Изменить размер шрифта - +

— В самом деле? — обернулась к ней Доун. — Они действительно изменились? Нам об этом не сообщали, — и, поднявшись, она вышла в кухню. Там дежурили в ожидании указаний две девочки-старшеклассницы из местной школы, помогавшие — в дни, когда Лейвоу приглашали гостей к обеду, — подавать кушанья и уносить со стола посуду.

 

Марсия сидела по одну сторону от Лу Лейвоу, Джесси Оркатт — по другую. Перед Джесси стоял вновь наполненный стакан виски, которым она, судя по всему, умудрилась обзавестись в кухне, но он отодвинул его так, что ей было не дотянуться. Когда она попыталась встать, Лу не позволил. «Сидите, — строго сказал он. — Сидите и ешьте. Стакан вам не нужен. Нужно есть. Займитесь лучше тем, что на тарелке». Стоило ей шевельнуться на стуле, как он твердой ладонью прижимал ее руку к столу, напоминая, что она никуда не пойдет.

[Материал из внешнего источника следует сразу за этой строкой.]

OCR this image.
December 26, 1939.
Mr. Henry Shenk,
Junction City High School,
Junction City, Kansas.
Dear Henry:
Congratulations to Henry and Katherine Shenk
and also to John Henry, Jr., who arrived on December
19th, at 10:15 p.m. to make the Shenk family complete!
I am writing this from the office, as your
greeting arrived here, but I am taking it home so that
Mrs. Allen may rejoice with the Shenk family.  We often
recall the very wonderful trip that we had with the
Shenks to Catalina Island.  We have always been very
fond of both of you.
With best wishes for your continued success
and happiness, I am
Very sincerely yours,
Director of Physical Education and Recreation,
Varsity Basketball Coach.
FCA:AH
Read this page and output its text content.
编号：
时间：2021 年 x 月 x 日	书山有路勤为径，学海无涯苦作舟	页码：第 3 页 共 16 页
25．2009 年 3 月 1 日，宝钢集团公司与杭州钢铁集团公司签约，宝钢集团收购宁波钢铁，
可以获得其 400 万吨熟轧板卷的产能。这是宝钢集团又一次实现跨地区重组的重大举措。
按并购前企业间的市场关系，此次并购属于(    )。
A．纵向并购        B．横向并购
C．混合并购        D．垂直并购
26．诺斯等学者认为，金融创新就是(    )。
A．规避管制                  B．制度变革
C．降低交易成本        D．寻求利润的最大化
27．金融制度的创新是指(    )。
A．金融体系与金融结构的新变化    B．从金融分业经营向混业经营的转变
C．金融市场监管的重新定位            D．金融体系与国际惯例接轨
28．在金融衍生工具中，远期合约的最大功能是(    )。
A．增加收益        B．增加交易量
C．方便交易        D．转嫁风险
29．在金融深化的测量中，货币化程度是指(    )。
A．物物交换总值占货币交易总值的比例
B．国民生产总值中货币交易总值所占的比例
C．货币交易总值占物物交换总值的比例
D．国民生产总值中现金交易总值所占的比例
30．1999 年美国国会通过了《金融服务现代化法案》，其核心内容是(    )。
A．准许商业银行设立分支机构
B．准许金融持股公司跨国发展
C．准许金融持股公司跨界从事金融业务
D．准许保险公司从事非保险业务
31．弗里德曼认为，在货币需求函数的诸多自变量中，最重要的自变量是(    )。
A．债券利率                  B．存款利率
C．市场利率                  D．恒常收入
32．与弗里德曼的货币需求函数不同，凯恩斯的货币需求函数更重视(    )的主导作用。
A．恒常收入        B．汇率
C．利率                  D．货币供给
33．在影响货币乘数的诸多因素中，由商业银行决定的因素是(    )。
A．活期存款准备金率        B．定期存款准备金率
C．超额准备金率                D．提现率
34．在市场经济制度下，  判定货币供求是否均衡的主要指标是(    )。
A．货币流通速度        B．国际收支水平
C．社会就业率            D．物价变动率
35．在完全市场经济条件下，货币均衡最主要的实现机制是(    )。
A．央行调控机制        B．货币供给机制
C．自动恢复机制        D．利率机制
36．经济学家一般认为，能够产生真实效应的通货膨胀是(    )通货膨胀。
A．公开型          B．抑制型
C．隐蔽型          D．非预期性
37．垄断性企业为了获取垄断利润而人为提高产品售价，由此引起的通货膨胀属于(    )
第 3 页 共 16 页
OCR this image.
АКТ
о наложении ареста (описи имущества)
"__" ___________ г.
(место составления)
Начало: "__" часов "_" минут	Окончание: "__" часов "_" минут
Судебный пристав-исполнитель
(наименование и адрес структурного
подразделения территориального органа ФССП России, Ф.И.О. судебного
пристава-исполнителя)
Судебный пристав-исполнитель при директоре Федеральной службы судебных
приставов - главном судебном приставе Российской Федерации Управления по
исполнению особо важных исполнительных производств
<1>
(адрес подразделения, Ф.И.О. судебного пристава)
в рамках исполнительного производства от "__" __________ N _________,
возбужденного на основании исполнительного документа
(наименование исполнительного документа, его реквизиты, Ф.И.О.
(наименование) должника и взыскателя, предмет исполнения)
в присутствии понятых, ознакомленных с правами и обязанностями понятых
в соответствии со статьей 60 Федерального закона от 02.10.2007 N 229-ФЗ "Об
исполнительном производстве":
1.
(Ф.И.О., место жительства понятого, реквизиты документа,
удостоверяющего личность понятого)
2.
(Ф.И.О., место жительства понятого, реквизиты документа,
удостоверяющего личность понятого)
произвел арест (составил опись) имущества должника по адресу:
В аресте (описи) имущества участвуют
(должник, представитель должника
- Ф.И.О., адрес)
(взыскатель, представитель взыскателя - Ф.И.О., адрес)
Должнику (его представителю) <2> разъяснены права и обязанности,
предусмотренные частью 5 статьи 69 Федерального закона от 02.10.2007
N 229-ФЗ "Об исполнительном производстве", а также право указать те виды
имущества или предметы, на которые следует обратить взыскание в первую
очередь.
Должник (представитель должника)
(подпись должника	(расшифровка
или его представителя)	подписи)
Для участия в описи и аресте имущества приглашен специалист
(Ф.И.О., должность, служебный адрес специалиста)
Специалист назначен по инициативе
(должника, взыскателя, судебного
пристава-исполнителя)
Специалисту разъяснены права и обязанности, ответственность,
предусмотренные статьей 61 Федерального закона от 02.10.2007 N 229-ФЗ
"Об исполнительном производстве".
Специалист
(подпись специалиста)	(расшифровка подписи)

Двенадцать свечей горело в двух высоких керамических подсвечниках, и Шведу, сидевшему между матерью и Шейлой Зальцман, глаза обедающих — обманчиво, даже и глаза Марсии — казались в этом мягком свете исполненными глубокого понимания, бездонной доброты и тех оттенков чувств, которые все мы мечтаем видеть в своих друзьях. Благодаря тому месту, которое Шейла занимала в жизни его родителей, ее, как и Барри, ежегодно приглашали на обед в День труда. Когда Швед звонил во Флориду, отец очень редко прощался, не спросив перед этим: «А как там наша милая Шейла? Как поживает, что поделывает эта милочка?» «В ней столько достоинства, — без конца повторяла мать. — Такая утонченность. Разве она не еврейка, дорогой? Твой отец утверждает, что нет. И настаивает на этом».

Ему было непонятно, почему этот спор продолжался годами, но так или иначе вопрос о религиозных корнях блондинки Шейлы Зальцман составлял неотъемлемую часть жизни родителей. Для Доун, долгие годы старавшейся проявлять терпимость к его далеким от идеала родителям, как и он старался проявлять терпимость к ее далекой от идеала матери, это было самым необъяснимым из их странных пунктиков — и тем к тому же, что приводил ее в ярость (прежде всего, потому, что Доун понимала: в глазах ее подрастающей дочери Шейла обладала чем-то, чего не было у нее, Доун, и в результате Мерри доверяла своему врачу так, как уже не доверяла матери). «Что? Разве ты единственный еврей-блондин на свете?» — спрашивала у него Доун. «Все это никак не связано с ее внешностью, — объяснял Швед, — это связано с Мерри». — «Как связано с Мерри, еврейка она или нет?» — «Не знаю. Шейла была ее психотерапевтом. Они боготворят ее за все, что она сделала для Мерри». — «Но все-таки, скажем прямо, она не была ее матерью, а?» — «Они прекрасно это понимают, — спокойно отвечал Швед, — но ее профессионализм воспринимается ими как что-то вроде волшебства».

Именно так воспринимал его и он; причем не столько в тот период, когда Шейла была врачом Мерри, — тогда он разве что отмечал неожиданную сексапильность ее строгой сдержанности, — сколько после исчезновения Мерри и погружения жены во мрак горя.

Жестоко сброшенный со своей обжитой высотки, он ощутил жажду, источник которой был где-то в самой глубине его существа, жажду бездонную, толкнувшую его к решению, такому для него чуждому, что ему было даже не осознать всей невероятности происходящего. В спокойной вдумчивой женщине, которая научила Мерри естественнее воспринимать самое себя, выучила ее преодолевать речевую фобию и справляться с захлестывающими друг друга фразами, но при этом усилила ее детское чувство неподконтрольности, он почувствовал ту, которую хочет влить в свою жизнь. Мужчина, почти двадцать лет сохранявший верность жене, принял решение влюбиться безрассудно и коленопреклоненно.